First the question is What makes a law a law? A law as discussed here is not like a law in physics or a law defined by legal, a set of rules enforced by government. Laws as discussed here are rather theories and hypotheses that try to explain the future based on observations in the past. To become a law, not just thoughts or ideas are sufficient, real data is necessary. Based on data, a formula can be derived which can predict the future at least near term. And this post covers three laws from IT, that tries to explain the future of available computing power.
Gordon Moore, founder of Intel, predicted in 1965 a doubling of components on integrated circuits every two years. Since integrated circuits were pretty new at this time, this statement was not based on empirical data, but still the predicted forecast held pretty well and is now known as Moore’s Law.
The complexity for minimum component costs has increased at a rate of roughly a factor of two per year. Certainly over the short term this rate can be expected to continue, if not to increase. Over the longer term, the rate of increase is a bit more uncertain, although there is no reason to believe it will not remain nearly constant for at least 10 years.https://newsroom.intel.com/wp-content/uploads/sites/11/2018/05/moores-law-electronics.pdf
And almost for 50 years, Moore’s Law still holds its predictions of the future. On wikipedia a list of CPUs with the corresponding number of transistors can be found (visualized below). It starts with an Intel 4004 (checkout the video of Robert Noyce in The Man behind the Microchip) which had 2,250 transistors and the leader of the list is an Apple M1 Ultra with a whooping 114,000,000,000. Improvements in the manufacturing are obvious: Intel 4004 was produced with 10,000nm and the latest Apple with 5nm, which brought the density from 188 transistors/mm2 to 135,600,000 transistors/mm2.

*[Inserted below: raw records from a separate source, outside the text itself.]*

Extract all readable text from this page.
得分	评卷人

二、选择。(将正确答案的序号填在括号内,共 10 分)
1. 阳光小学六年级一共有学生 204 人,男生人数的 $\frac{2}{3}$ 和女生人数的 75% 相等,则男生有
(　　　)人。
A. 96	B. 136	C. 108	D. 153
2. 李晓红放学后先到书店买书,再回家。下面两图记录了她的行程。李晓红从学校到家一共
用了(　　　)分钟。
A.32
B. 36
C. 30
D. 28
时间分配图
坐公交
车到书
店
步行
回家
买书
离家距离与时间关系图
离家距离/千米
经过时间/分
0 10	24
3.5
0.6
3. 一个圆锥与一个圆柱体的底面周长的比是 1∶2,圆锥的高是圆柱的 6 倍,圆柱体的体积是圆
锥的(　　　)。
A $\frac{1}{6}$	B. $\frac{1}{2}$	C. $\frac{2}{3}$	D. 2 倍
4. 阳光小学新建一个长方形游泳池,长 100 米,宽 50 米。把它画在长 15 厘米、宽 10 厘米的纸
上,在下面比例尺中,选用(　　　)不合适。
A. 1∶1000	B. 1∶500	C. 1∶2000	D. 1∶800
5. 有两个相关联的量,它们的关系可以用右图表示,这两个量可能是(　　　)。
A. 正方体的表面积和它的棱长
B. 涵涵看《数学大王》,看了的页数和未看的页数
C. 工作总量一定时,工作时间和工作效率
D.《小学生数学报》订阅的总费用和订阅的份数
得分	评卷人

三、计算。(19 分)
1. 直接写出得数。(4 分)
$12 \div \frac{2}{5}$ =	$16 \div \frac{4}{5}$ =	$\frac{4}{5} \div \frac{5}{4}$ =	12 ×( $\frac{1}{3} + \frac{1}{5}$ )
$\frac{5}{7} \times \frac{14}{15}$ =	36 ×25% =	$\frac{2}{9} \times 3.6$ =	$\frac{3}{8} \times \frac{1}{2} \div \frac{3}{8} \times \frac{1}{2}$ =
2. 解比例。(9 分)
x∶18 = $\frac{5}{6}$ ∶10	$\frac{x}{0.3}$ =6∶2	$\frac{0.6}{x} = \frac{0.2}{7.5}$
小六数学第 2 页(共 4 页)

And as a comparison between the Intel 4004 and the Apple M1 Ultra demonstrates, it not only an improvement of the manufacturing process. Semiconductor manufacturers did everything to increase the power of CPUs, like adding more and more cores onto one chip (Apple M1 Ultra has 2×10 cores). So approximately every two years we get new CPUs that are smaller, faster, and more energy efficient.
Rose’s Law is named after Geordie Rose, now founder and CEO at Sanctuary.ai, during his time as CTO of D-Wave. D-Wave is a now well-known big player in quantum technology and as you can guess, Rose’s Law is not related to the classical CPUs, it is all about predicting the growth for quantum computers (or QPU). Compared to classical CPUs, the quantum computers work with qubits instead of bits.
And similar to Moore’s Law, the growth of number of qubits was expected to double every two years and the comparison of D-Waves systems could be used of proof. A roadmap of IBM shows that this law was even too pessimistic.
Sound’s good except that you cannot simply compare D-Wave’s and IBM’s system. Both use qubits, both are quantum computers, but both are different. D-Wave is using annealing approach whereas IBM is circuit based. Saying that D-Wave is better than IBM is like saying that oranges are better thaen apples.
And to solve this problem, different approaches are used. Scientists try to find a metric which can be used for all types of systems. On has been defined by IBM itself and is called quantum volume which considers the number of qubits, the depth of a possible circuit, fidelity, the error rate,… of the system and reduces it to one single metric, which is supposed to double every year. Quantum volume itself was superseded by CLOPS, a metric that describes Circuit Layer Operations Per Second (similar to the FLOPS or OPS for classical computers).
However, the field of quantum computing is still very young and benchmarking quantum computers is even younger. A widely accepted benchmark for quantum computer is still to come.
Hartmut Neven, director of engineering at Google, proposed in 2018 a law the forecasts a ‘doubly exponential’ growth compared to classical architectures. This means that the power of a quantum computer is expected to grow by the powers of powers of 2, e.g. by 2^(2^1)=4, 2^(2^2)=2^4 =16, 2^(2^3)=2^8 =256,… compared to normal computers. There are two explanations for the assumed ‘doubly exponential’ growth:
- Qubits can be in superposition and entangled and this allows quantum computers with e.g., 3 qubits to have the same computing power as a classical computer with 8 bits. Or with 4 qubits you would need 16 bits.
- Another factor are the fast improvements of qubits. Number of qubits available on one chip are rising (see chart above) and also the error rates, connectivity… is improved.
This law is very new and concrete data is still missing. And not everyone is completely convinced that Neven’s Law is really a law or some are even cautious. And the same as for Rose’s Law, the question is if the bare number of qubits is really sufficient to compare performance.
Maybe it is just an observation, but maybe it is the new law to describe the rise of quantum computing?
Moore’s Law has proven track record for many years now, Rose’s Law and Neven’s Law are the new kids on the block for the new quantum computing area. But it will be fascinating to see how the field of quantum computing evolves and what laws will be derived by the observations. Quantum computing won’t be become boring soon.